Campylobacter in broiler flocks

The Norwegian Veterinary institute monitor the situation of Campylobacter in broiler flocks on assignment from the Norwegian Food Safety Authority.

Campylobacteriosis is currently the most commonly reported bacterial infectious disease in the Norwegian human population. In almost half of the cases, the infection is acquired in Norway.

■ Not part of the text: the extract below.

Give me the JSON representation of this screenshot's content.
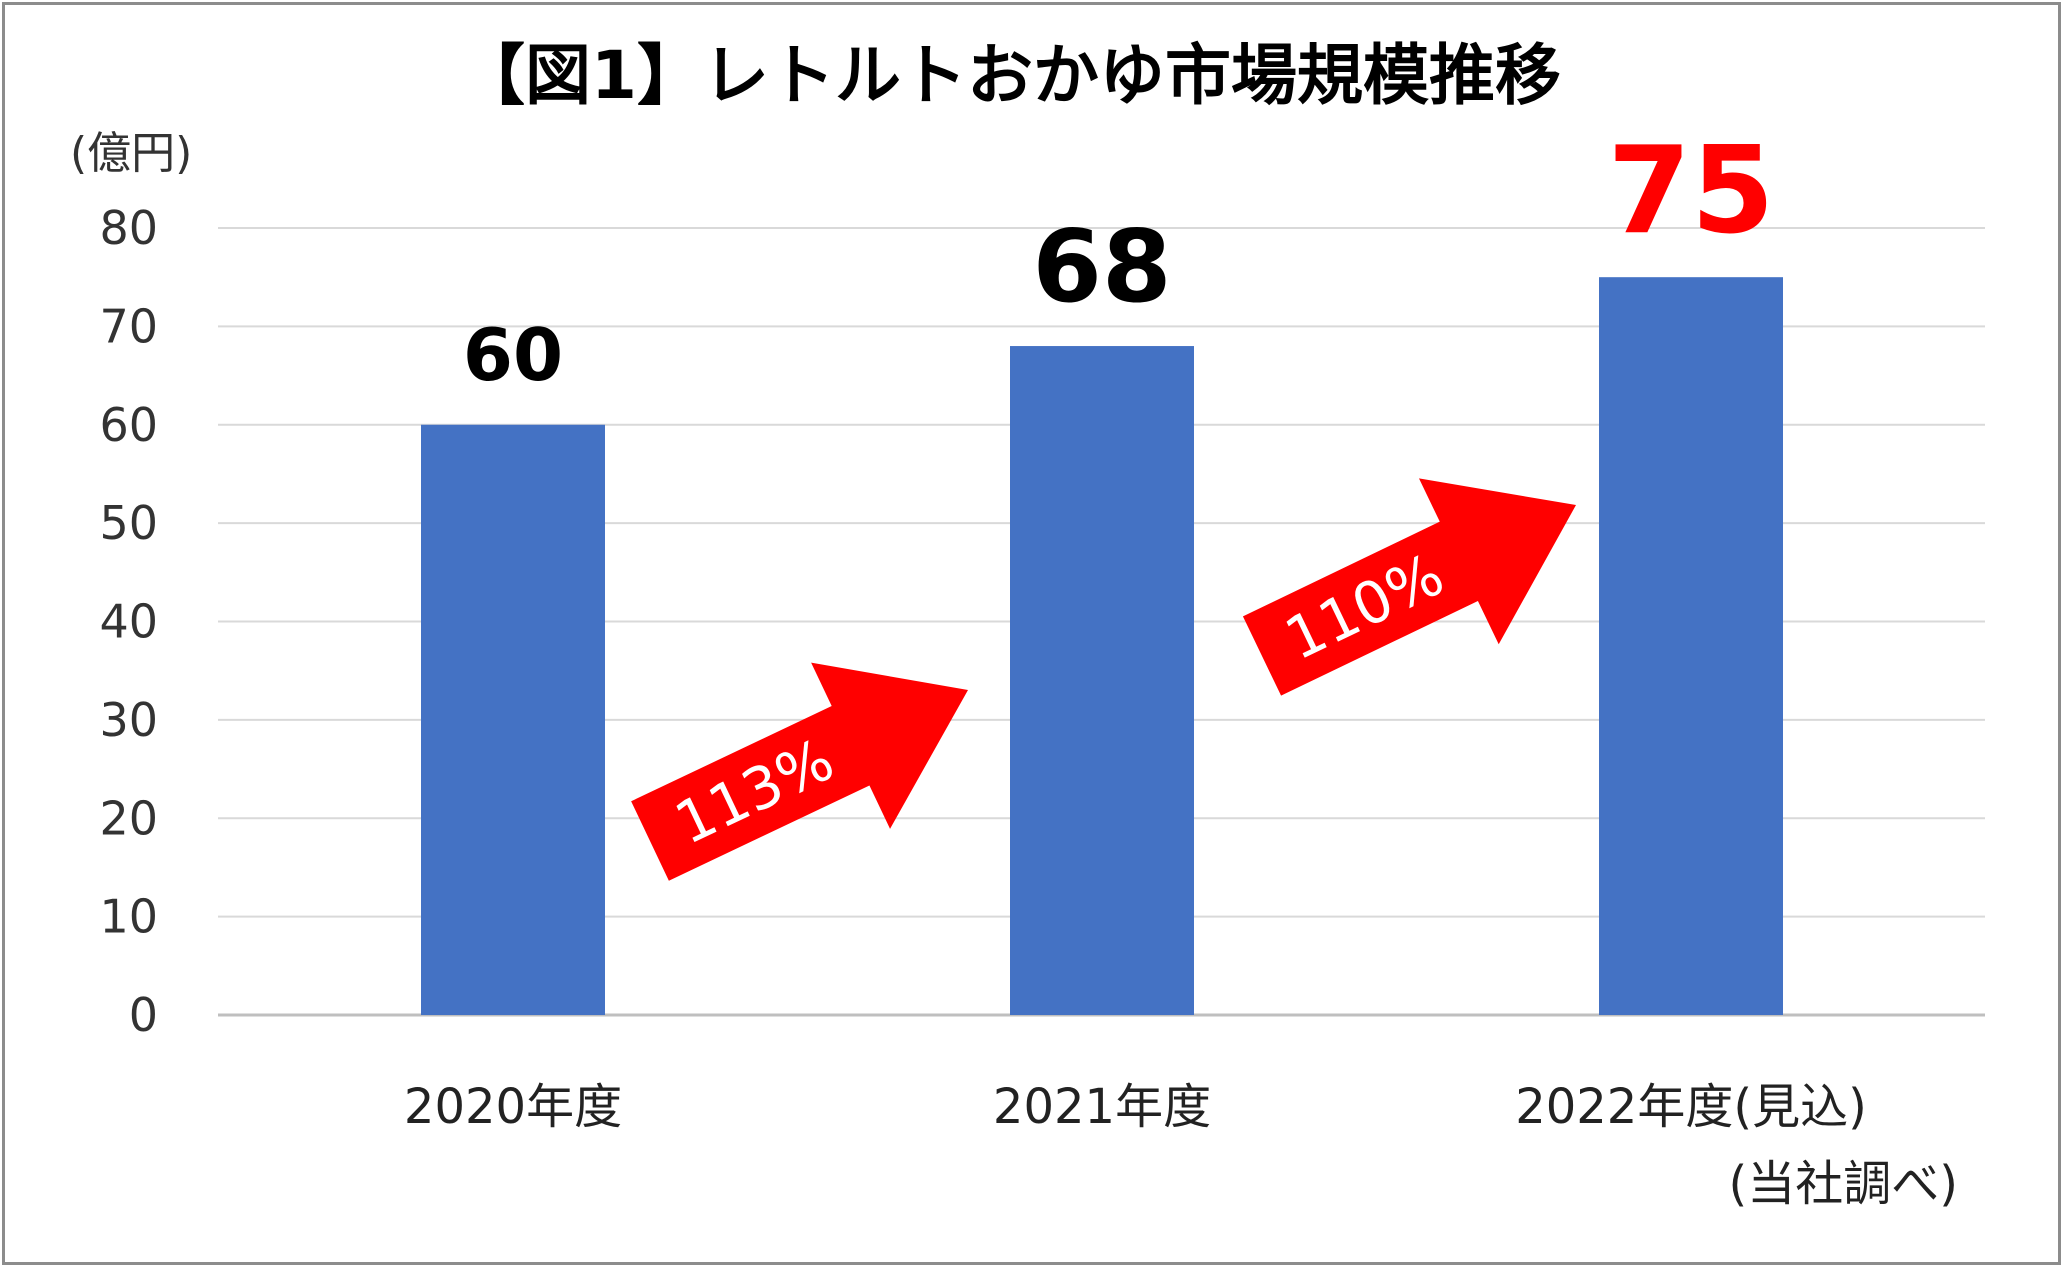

Consumption of poultry meat purchased raw has been identified as a significant risk factor together with the drinking of undisinfected water, eating at barbecues, occupational exposure to animals, and eating undercooked pork (Kapperud et al. 2003, Am J Epidemiol, 158:234-242).

The files called Handlingsplan is the action plan of the surveillance program, and is only available in Norwegian. 

2017

Surveillance in 2017 showed that a total of 136 flocks (7.1%) tested positive for Campylobacter spp. when all broiler flocks slaughtered before 51 days of age during the period May – October were tested. In total 1,919 flocks from 521 farms were sampled. There are regional differences in the proportions of positive farms. Of the positive flocks, 42.6% originated from 5.0% of the farms. The carcasses from the positive flocks were either heat treated or frozen for a minimum of three weeks before being marketed. This year’s result is nearly the same as in 2016, which was the least favourable since 2009. The prevalence is still very low though, compared to most other European countries.